We then developed a new prediction model using multivariable logistic regression with generalized estimating equations to account for clustering by patient, trained on pregnancies not initiated on prophylactic transfusions during gestation. Predictors include genotype, hemoglobin, number of VOEs in the year prior to pregnancy, history of ACS, history of pulmonary hypertension, and an interaction term between hemoglobin level and VOE frequency. We performed internal validation using 800 bootstrap samples, a standard statistical technique to test the model's stability and assess for overfitting.

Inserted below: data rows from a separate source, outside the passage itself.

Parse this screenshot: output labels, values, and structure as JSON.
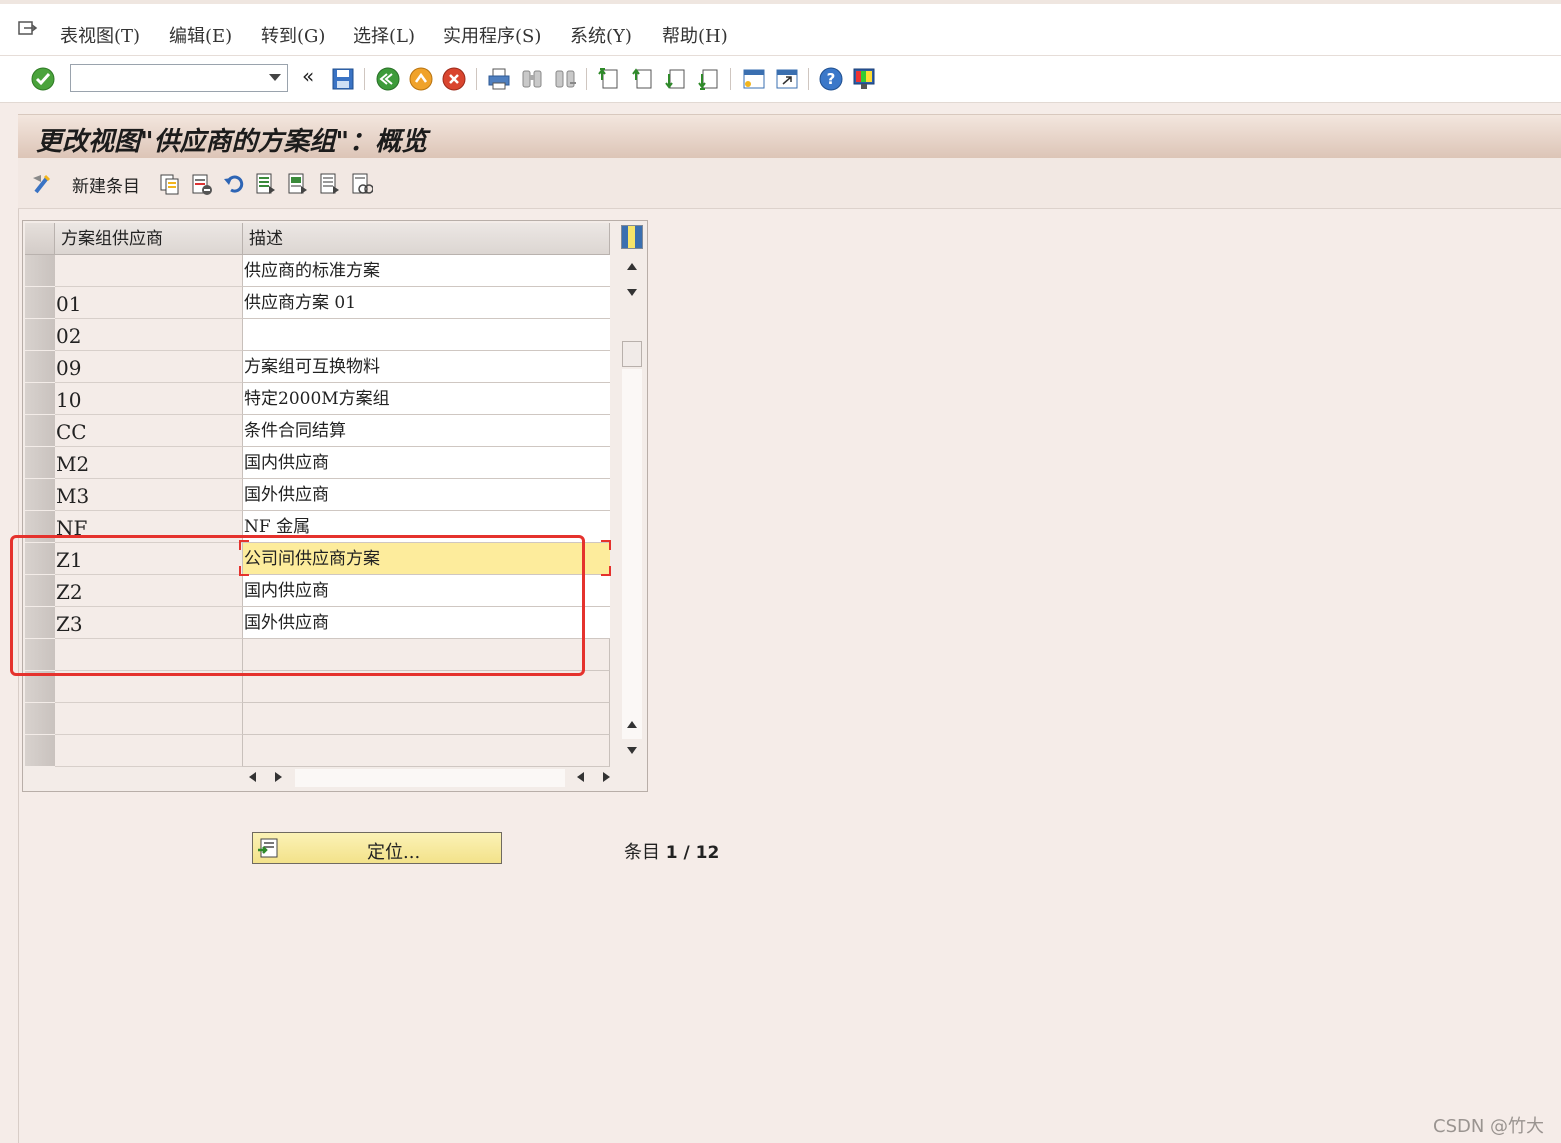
{
  "menu": {
    "items": [
      "表视图(T)",
      "编辑(E)",
      "转到(G)",
      "选择(L)",
      "实用程序(S)",
      "系统(Y)",
      "帮助(H)"
    ]
  },
  "toolbar": {
    "command_value": "",
    "back_label": "«"
  },
  "title": "更改视图\"供应商的方案组\"：概览",
  "app_toolbar": {
    "new_entry_label": "新建条目"
  },
  "table": {
    "columns": [
      "方案组供应商",
      "描述"
    ],
    "rows": [
      {
        "code": "",
        "desc": "供应商的标准方案"
      },
      {
        "code": "01",
        "desc": "供应商方案 01"
      },
      {
        "code": "02",
        "desc": ""
      },
      {
        "code": "09",
        "desc": "方案组可互换物料"
      },
      {
        "code": "10",
        "desc": "特定2000M方案组"
      },
      {
        "code": "CC",
        "desc": "条件合同结算"
      },
      {
        "code": "M2",
        "desc": "国内供应商"
      },
      {
        "code": "M3",
        "desc": "国外供应商"
      },
      {
        "code": "NF",
        "desc": "NF 金属"
      },
      {
        "code": "Z1",
        "desc": "公司间供应商方案"
      },
      {
        "code": "Z2",
        "desc": "国内供应商"
      },
      {
        "code": "Z3",
        "desc": "国外供应商"
      },
      {
        "code": "",
        "desc": ""
      },
      {
        "code": "",
        "desc": ""
      },
      {
        "code": "",
        "desc": ""
      },
      {
        "code": "",
        "desc": ""
      }
    ],
    "highlight_color": "#fdec9c"
  },
  "position_button_label": "定位...",
  "entries": {
    "label": "条目",
    "value": "1 / 12"
  },
  "watermark": "CSDN @竹大",
  "colors": {
    "annotation_red": "#e5322d",
    "title_band": "#dcc4b6"
  }
}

Results We identified 231 pregnancies in 167 unique patients with genotype-confirmed SCD. Most patients (n=119, 71%) contributed a single pregnancy; others contributed up to four. Genotypes included 103 HbSS, 42 HbSC, 11 HbS/β0-thalassemia, and 11 HbS/β+-thalassemia. Preventive red cell transfusions were initiated in 36 pregnancies (15.6%). A severe maternal complication (defined above in Methods) was experienced in 153 of 231 pregnancies (66.2%).
Among pregnancies not started on prophylactic transfusion (n=195), the Toronto model achieved an area under the receiver operating curve (AUC) of 0.811 using its original composite outcome. However, when we re-evaluated the Toronto model using our more stringent and clinically actionable composite outcome, its AUC declined to 0.743, indicating substantially reduced discriminative performance. Our revised model achieved an apparent AUC of 0.831 and a calibration slope of 0.908. The optimism-corrected AUC after internal validation was 0.819. These results suggest that our model achieves excellent discriminative performance with minimal overfitting.
Conclusion This study represents the largest multi-institutional effort in the United States to develop a prediction model for maternal complications in SCD. Compared to the only previously published model, our model exhibited superior discriminative performance in predicting severe maternal complications. Our model incorporates readily available clinical and hematologic predictors to risk-stratify pregnancies. Ongoing efforts will focus on refining and validating the model with the goal of creating an evidence-based tool to guide the risk-adapted management of pregnant individuals with SCD.